Recorrió el pasillo y asomó la cabeza por una puerta.

—Jimmy, tesoro. —Sonrió.

—¿Sí? —respondió un joven de pelo largo y recogido en una coleta, levantando la vista de la pantalla de su ordenador.

—Necesito que me ayudes a interpretar algo.

Jimmy parpadeó. Iba vestido con una camiseta holgada y unos tejanos que habían visto tiempos mejores, y llevaba unas gafas cuya montura metálica casi se hundía bajo el peso de los gruesos cristales.

—¿Interpretar? ¿Interpretar qué?

—Ven a mi oficina. Te prepararé una taza de ese té especial que tanto te gusta.

Conners lo precedió. Tras atravesar la puerta, Jimmy se detuvo y silbó, contemplando el mosaico.

—Guau, Pat. ¿Cuándo lo has hecho?

—Ahora mismo.

Jimmy se acercó y empezó a trazar líneas con los dedos, estudiando las imágenes con atención.

—Estos datos son nuevos. He recibido la petición esta mañana y los he enviado todos. No deberías tenerlos.

—¿No los has mirado? —preguntó Conners, enchufando su pequeña kettle.

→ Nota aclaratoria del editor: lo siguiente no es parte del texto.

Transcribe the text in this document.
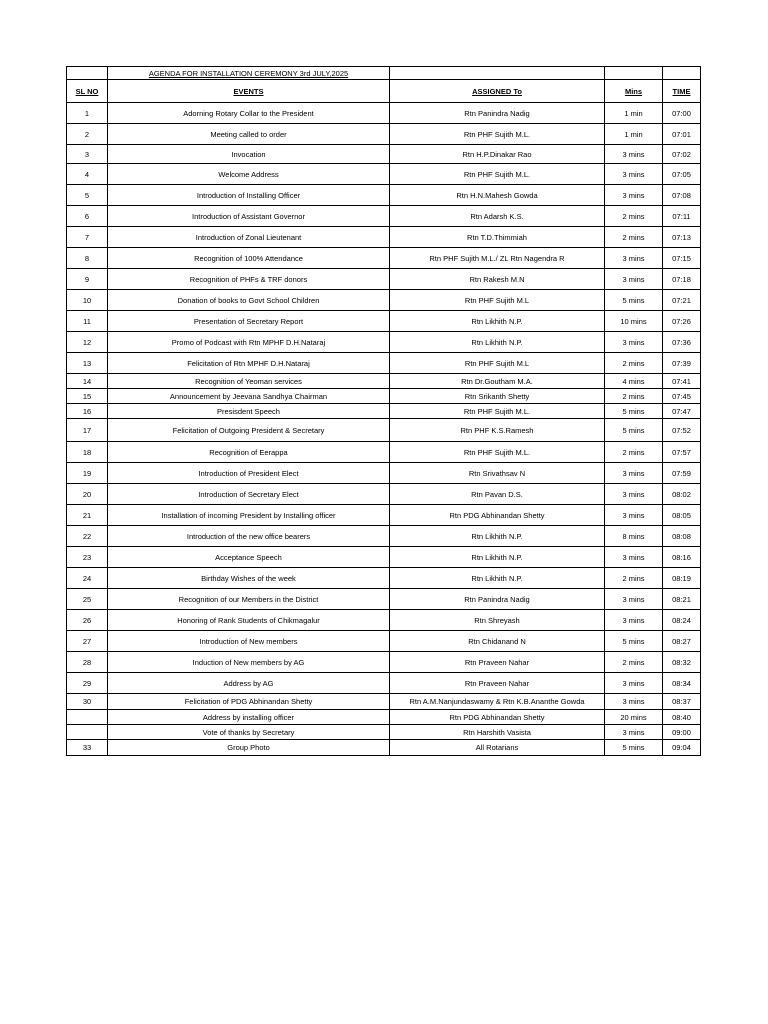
	AGENDA FOR INSTALLATION CEREMONY 3rd JULY,2025			
SL NO	EVENTS	ASSIGNED To	Mins	TIME
1	Adorning Rotary Collar to the President	Rtn Panindra Nadig	1 min	07:00
2	Meeting called to order	Rtn PHF Sujith M.L.	1 min	07:01
3	Invocation	Rtn H.P.Dinakar Rao	3 mins	07:02
4	Welcome Address	Rtn PHF Sujith M.L.	3 mins	07:05
5	Introduction of Installing Officer	Rtn H.N.Mahesh Gowda	3 mins	07:08
6	Introduction of Assistant Governor	Rtn Adarsh K.S.	2 mins	07:11
7	Introduction of Zonal Lieutenant	Rtn T.D.Thimmiah	2 mins	07:13
8	Recognition of 100% Attendance	Rtn PHF Sujith M.L./ ZL Rtn Nagendra R	3 mins	07:15
9	Recognition of PHFs & TRF donors	Rtn Rakesh M.N	3 mins	07:18
10	Donation of books to Govt School Children	Rtn PHF Sujith M.L	5 mins	07:21
11	Presentation of Secretary Report	Rtn Likhith N.P.	10 mins	07:26
12	Promo of Podcast with Rtn MPHF D.H.Nataraj	Rtn Likhith N.P.	3 mins	07:36
13	Felicitation of Rtn MPHF D.H.Nataraj	Rtn PHF Sujith M.L	2 mins	07:39
14	Recognition of Yeoman services	Rtn Dr.Goutham M.A.	4 mins	07:41
15	Announcement by Jeevana Sandhya Chairman	Rtn Srikanth Shetty	2 mins	07:45
16	Presisdent Speech	Rtn PHF Sujith M.L.	5 mins	07:47
17	Felicitation of Outgoing President & Secretary	Rtn PHF K.S.Ramesh	5 mins	07:52
18	Recognition of Eerappa	Rtn PHF Sujith M.L.	2 mins	07:57
19	Introduction of President Elect	Rtn Srivathsav N	3 mins	07:59
20	Introduction of Secretary Elect	Rtn Pavan D.S.	3 mins	08:02
21	Installation of incoming President by Installing officer	Rtn PDG Abhinandan Shetty	3 mins	08:05
22	Introduction of the new office bearers	Rtn Likhith N.P.	8 mins	08:08
23	Acceptance Speech	Rtn Likhith N.P.	3 mins	08:16
24	Birthday Wishes of the week	Rtn Likhith N.P.	2 mins	08:19
25	Recognition of our Members in the District	Rtn Panindra Nadig	3 mins	08:21
26	Honoring of Rank Students of Chikmagalur	Rtn Shreyash	3 mins	08:24
27	Introduction of New members	Rtn Chidanand N	5 mins	08:27
28	Induction of New members by AG	Rtn Praveen Nahar	2 mins	08:32
29	Address by AG	Rtn Praveen Nahar	3 mins	08:34
30	Felicitation of PDG Abhinandan Shetty	Rtn A.M.Nanjundaswamy & Rtn K.B.Ananthe Gowda	3 mins	08:37
	Address by installing officer	Rtn PDG Abhinandan Shetty	20 mins	08:40
	Vote of thanks by Secretary	Rtn Harshith Vasista	3 mins	09:00
33	Group Photo	All Rotarians	5 mins	09:04
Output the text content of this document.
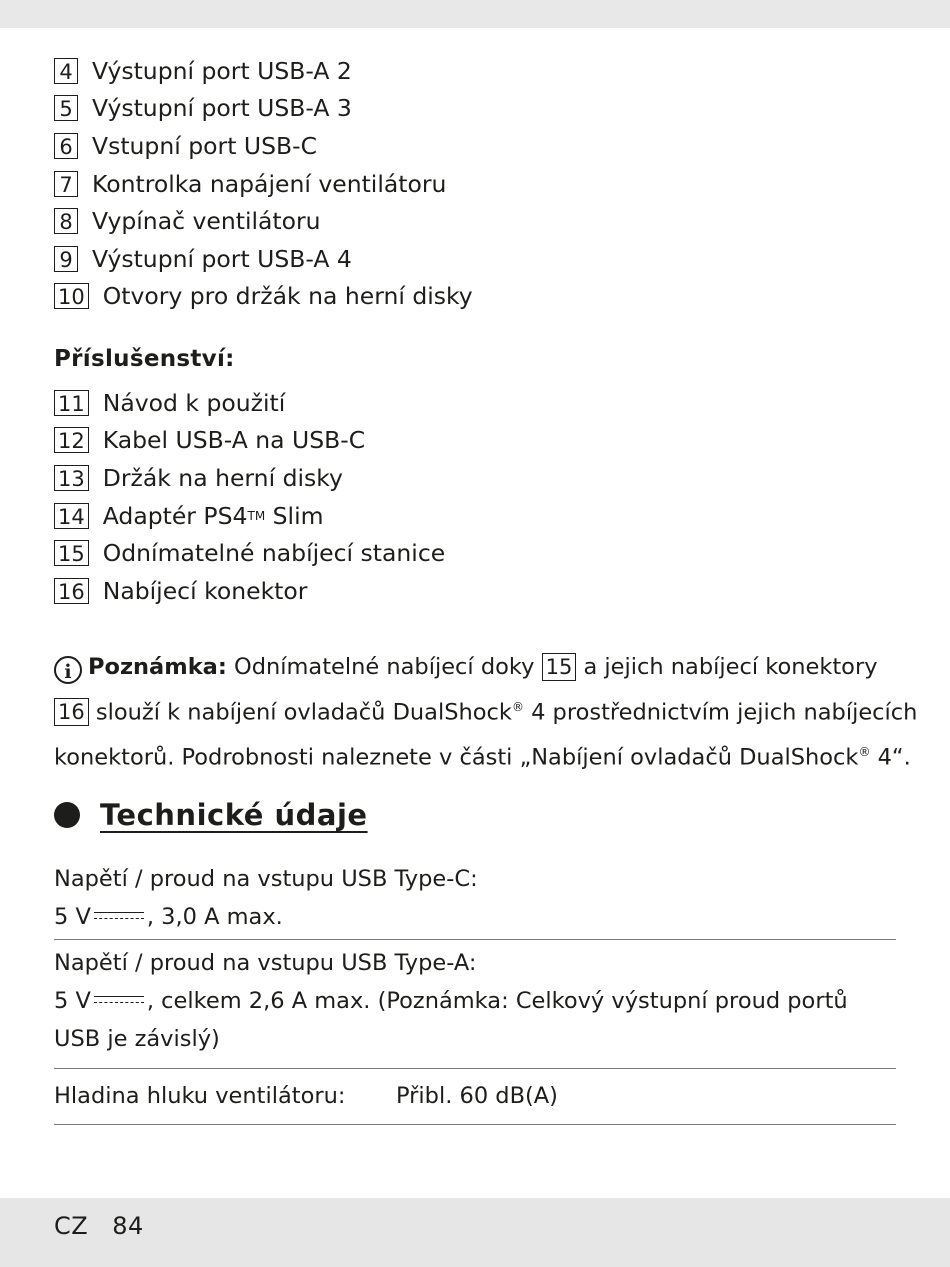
4 Výstupní port USB-A 2
5 Výstupní port USB-A 3
6 Vstupní port USB-C
7 Kontrolka napájení ventilátoru
8 Vypínač ventilátoru
9 Výstupní port USB-A 4
10 Otvory pro držák na herní disky
Příslušenství:
11 Návod k použití
12 Kabel USB-A na USB-C
13 Držák na herní disky
14 Adaptér PS4 TM Slim
15 Odnímatelné nabíjecí stanice
16 Nabíjecí konektor
i Poznámka: Odnímatelné nabíjecí doky 15 a jejich nabíjecí konektory
16 slouží k nabíjení ovladačů DualShock® 4 prostřednictvím jejich nabíjecích
konektorů. Podrobnosti naleznete v části „Nabíjení ovladačů DualShock® 4“.
Technické údaje
Napětí / proud na vstupu USB Type-C:
5 V , 3,0 A max.
Napětí / proud na vstupu USB Type-A:
5 V , celkem 2,6 A max. (Poznámka: Celkový výstupní proud portů
USB je závislý)
Hladina hluku ventilátoru:	Přibl. 60 dB(A)
CZ 84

—No tenemos que hacerlo, salvo que recibamos instrucciones en ese sentido —respondió Jimmy, sorprendido—. Debemos enviarlos y archivarlos. —Hizo una pausa, pensativo—. ¿Miras todo lo que nos piden?

—Por supuesto, cariño.

El labio inferior de Jimmy se curvó como si se lo hubiera mordido. Alargó una mano y cerró la puerta de Conners de golpe.

—Yo también lo miro todo. Me refiero a qué sentido tiene hacerlo si no lo miras. Mierda, se supone que yo soy el experto. No es que...

—Jim —lo interrumpió Conners con amabilidad—. No tienes que justificarte ante mí. Recuerda que yo también lo hago. La cuestión es que eso quiere decir que ya has visto estos datos, ¿no?

—Sí. —Jimmy miró de nuevo hacia la pared—. Foreman. No sé quién demonios es ese tipo, pero está metido en una mierda muy rara. Perdón, asunto.

—¿Qué clase de mierda?

Jimmy volvió a llevar una mano al mosaico y recorrió varias líneas de colores, como si pudiera sentir con las puntas de los dedos lo que representaban.

—Estas líneas azules representan el flujo electromagnético. Las rojas son geomagnéticas y las verdes muestran la radiactividad.

—¿Y? —lo apremió Conners cuando Jimmy se quedó callado.

—Bueno, pues que esto no está bien —respondió dando unos golpecitos en el mosaico.

—¿Qué quieres decir con que no está bien?

—No son los patrones normales de cualquiera de estas imágenes. Está pasando algo. A escala global.

—¿Algo como qué? —preguntó Patricia Conners con forzada paciencia.

—Algo está trastornando el flujo normal de los campos electromagnéticos y geomagnéticos terrestres —respondió Jimmy, encogiéndose de hombros—. Ese algo también transporta una pequeña cantidad de radiactividad, aunque no tengo ni idea de cómo es posible.

—¿Radiactividad? —repitió Conners.

—Sí, pero nunca había visto nada parecido. Muy raro. Insólito. De hecho, completamente imposible.

—¿Se lo has dicho a alguien? —preguntó Conners, sorprendida por la información.

—¿Por qué? —Jimmy parecía a su vez sorprendido.

—Porque, según lo que acabas de decir, está ocurriendo algo anormal —respondió Conners exasperada.

—Sí, pero piensa que si se lo dijera a alguien, se enterarían de que he mirado datos que se suponía que no debía mirar —se limitó a decir Jimmy.

—Dios mío. —Conners sacudió la cabeza—. Hemos conocido al enemigo y somos nosotros.

—¿Cómo dices? —Jimmy frunció el entrecejo.

—Olvídalo. —Conners se concentró en las imágenes—. Está bien. ¿Cuál puede ser la causa?